Python Forum

Hello everyone.

In the code below I have simplified a result I'm trying to achieve.
I want to know how I can exit the outer function when the inner function returns a specific choice:

def outer_function():

    def inner_function():

        question = input('Answer here: ')
        if question == 'q':
            return menu()
        else:
            return question

    # if the return from the inner_function is 'menu()',
    # then I want the outer function to terminate as well
    # and not continue

    x = inner_function()
    while True:

        print(f'Here we evaluate a condition based on the {x} that is returned')

        return f'something related to {x}'


def menu():
    print('This is menu.')

    choice = input('Choose: ')
    if choice == '1':
        return outer_function()
    else:
        exit()

Thanks in advance.

You have a few things going on that are unusual.

menu calls outer, outer calls inner, and inner calls menu. That's a recipe for an infinite recursion. I don't think it's needed. Perhaps if you had more specifics about what the functions should do, we could have some suggestions. Right now it seems to be a control flow example, but the control flow looks odd.

Also, there's no reason to have the inner function defined inside the outer. It doesn't reference any variables in the outer function, so better would be to have them independent. That doesn't prevent them from calling each other.
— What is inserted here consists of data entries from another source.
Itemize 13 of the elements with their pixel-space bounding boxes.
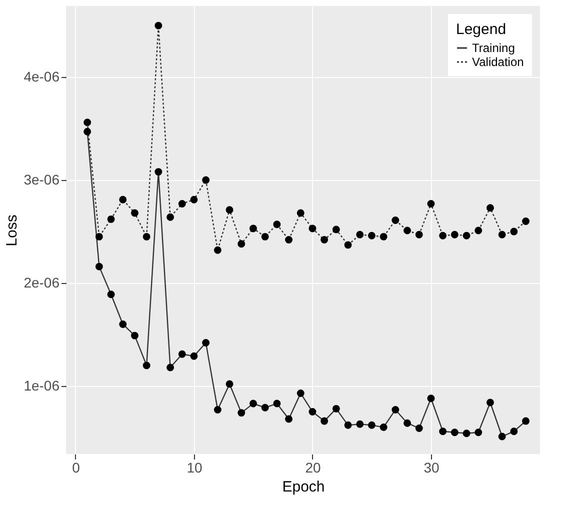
y-tick-label: 4e-06 [24,68,60,85]
y-tick-label: 1e-06 [24,378,60,394]
legend-label: Validation [472,55,524,69]
x-tick-label: 10 [186,460,202,476]
legend-title: Legend [456,21,506,38]
legend-label: Training [472,41,515,55]
x-tick-label: 30 [424,460,440,476]
x-axis-title: Epoch [282,478,325,496]
x-tick-label: 20 [305,460,321,476]
y-tick-label: 3e-06 [24,172,60,188]
y-axis-title: Loss [4,214,21,246]
x-tick-label: 0 [72,460,80,476]
y-tick-label: 2e-06 [24,274,60,291]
You mentioned that this was a simplified example. If you really need to do this, the common way is using Sentinel values to signal something. It's a value that simply cannot be generated any other way. Here's an example:

>>> def outer():
...   class Sentinel:
...     pass
...   def inner():
...     question = input("Answer here: ")
...     if question == "q":
...       return Sentinel()
...     return question
...   x = inner()
...   if isinstance(x, Sentinel):
...     return
...   while True:
...     print(f"do something with {x}")
...
...
>>> def menu():
...   print("hi i'm a menu")
...   running = True
...   while running:
...     choice = input("Choose: ")
...     if choice == "1":
...       outer()
...     else:
...       running = False
...
>>> menu()
hi i'm a menu
Choose: 1
Answer here: q
Choose: 1
Answer here: q
Choose: 1
Answer here: q
Choose: asdf

The other option is to include state with the function return. Something like:

>>> def outer():
...     def inner():
...         question = input("Answer: ")
...         state = {"response": question}
...         state["next"] = "return" if "q" == question else "work"
...         return state
...     x = inner()
...     if "return" == x["next"]:
...         return
...     while True:
...         print(f"do something with {x}")
...

That version can quickly get very messy if you're not careful, though, and make it very difficult to debug. But the state method is how things like level transitions work in video games.

(Feb-26-2021, 10:14 PM)nilamo Wrote: [ -> ]x = inner()...     if "return" == x["next"]:...         return

Thank you. This helped.
I also did some tweaking to deal with the recursion issue.